Milestone A does not widen the continuation loader to nested directories.

The initial deterministic variant set is intentionally conservative:

  • base
  • request_reworded
  • budget_pressure
  • stale_log_noise

These variants enlarge fixture coverage without pretending they create new candidate-level labels.

Dataset scaling

Build the selector-v1 suite with:

uv run python -m evals.state_selector.dataset_scaling \
  --source evals/coding_continuation/fixtures/publish \
  --out-suite-dir evals/coding_continuation/fixtures/selector_v1 \
  --manifest evals/coding_continuation/fixtures/selector_v1/manifest.json \
  --report-out evals/state_selector/reports/selector-v1-dataset \
  --target-fixtures 120 \
  --seed 0 \
  --json \
  --markdown

This writes:

  • the flat selector-v1 suite
  • manifest.json
  • evals/state_selector/reports/selector-v1-dataset/dataset_report.md

Family-aware splits

Selector v1 Milestone A adds:

category_stratified_by_fixture_family

This split mode groups variants by fixture_family_id so generated variants from the same base scenario cannot leak across train, validation, and test.

Older split modes continue to work:

  • category_stratified_by_fixture
  • random_by_fixture
  • leave_category_out

Leakage risks

Milestone A keeps the same hard leakage bar as selector v0:

  • no ground-truth keys in training features
  • no expected_inclusions or expected_exclusions
  • no forbidden phrase lists as features
  • no solution patches
  • no benchmark answer leakage

The new family-aware split closes the other major risk:

  • generated variants from one family cannot be split across train and test

Validation

Run the extended validator with selector-v1 targets:

uv run python -m evals.state_selector.validate \
  --input evals/state_value/reports/selector-v1/training_rows.jsonl \
  --group-value evals/state_value/reports/selector-v1/group_value.json \
  --telemetry evals/state_value/reports/selector-v1/telemetry.jsonl \
  --targets evals/state_selector/reports/selector-v1-targets/targets_v2.jsonl \
  --pairwise-targets evals/state_selector/reports/selector-v1-targets/pairwise_targets.jsonl \
  --target-schema-version 2 \
  --min-families 30 \
  --out evals/state_selector/reports/validation-v1 \
  --json \
  --markdown

Milestone A intentionally treats size thresholds as warnings first.
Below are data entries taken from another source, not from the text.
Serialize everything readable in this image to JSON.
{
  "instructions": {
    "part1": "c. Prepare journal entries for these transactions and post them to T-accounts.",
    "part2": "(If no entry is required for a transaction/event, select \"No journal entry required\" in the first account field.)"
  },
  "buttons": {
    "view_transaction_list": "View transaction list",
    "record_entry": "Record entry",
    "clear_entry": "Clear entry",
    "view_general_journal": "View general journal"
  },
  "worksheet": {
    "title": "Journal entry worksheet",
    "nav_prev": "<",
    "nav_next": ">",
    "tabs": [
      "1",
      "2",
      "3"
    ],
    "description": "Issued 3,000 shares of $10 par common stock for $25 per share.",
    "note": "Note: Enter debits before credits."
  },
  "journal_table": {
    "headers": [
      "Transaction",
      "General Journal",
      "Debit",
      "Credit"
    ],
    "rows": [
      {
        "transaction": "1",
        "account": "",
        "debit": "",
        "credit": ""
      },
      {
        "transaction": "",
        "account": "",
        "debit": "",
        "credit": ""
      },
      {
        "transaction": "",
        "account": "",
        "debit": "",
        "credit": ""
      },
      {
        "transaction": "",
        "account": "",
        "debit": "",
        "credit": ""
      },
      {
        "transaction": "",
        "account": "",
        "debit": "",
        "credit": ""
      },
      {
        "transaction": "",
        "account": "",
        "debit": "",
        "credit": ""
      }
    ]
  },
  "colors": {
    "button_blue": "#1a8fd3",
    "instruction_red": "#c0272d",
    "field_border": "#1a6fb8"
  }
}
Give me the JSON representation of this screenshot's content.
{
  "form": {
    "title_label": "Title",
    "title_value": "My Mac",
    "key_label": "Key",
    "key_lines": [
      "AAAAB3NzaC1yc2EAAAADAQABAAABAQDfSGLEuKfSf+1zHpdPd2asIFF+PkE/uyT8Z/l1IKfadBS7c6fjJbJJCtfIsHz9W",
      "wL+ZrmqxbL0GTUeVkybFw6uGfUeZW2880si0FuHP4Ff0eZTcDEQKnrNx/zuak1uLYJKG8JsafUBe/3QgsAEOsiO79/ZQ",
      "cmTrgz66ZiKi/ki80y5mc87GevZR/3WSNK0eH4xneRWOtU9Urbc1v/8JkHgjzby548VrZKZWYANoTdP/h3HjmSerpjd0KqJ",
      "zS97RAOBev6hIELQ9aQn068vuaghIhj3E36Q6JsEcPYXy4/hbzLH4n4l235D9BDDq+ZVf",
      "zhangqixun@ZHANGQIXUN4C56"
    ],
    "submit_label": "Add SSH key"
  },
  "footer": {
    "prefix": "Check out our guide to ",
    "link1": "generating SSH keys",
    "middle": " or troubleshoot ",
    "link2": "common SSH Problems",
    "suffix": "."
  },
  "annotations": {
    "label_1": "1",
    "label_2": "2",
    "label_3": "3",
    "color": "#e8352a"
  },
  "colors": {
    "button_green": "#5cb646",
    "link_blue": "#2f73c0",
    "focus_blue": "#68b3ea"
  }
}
The validator should block on:

  • leakage
  • impossible hard-invariant targets
  • raw quarantined content marked model-visible
  • resolved failures marked as active model-visible work
  • all utilities missing
  • all visibility targets unknown

Limitations

  • Selector v1 Milestone A does not train selector v1 yet.
  • Candidate-level marginal utility is still unavailable when the lab only emits group ablations.
  • External trace-derived fixtures are deferred.
  • This milestone optimizes for data-contract honesty, not maximum synthetic scale.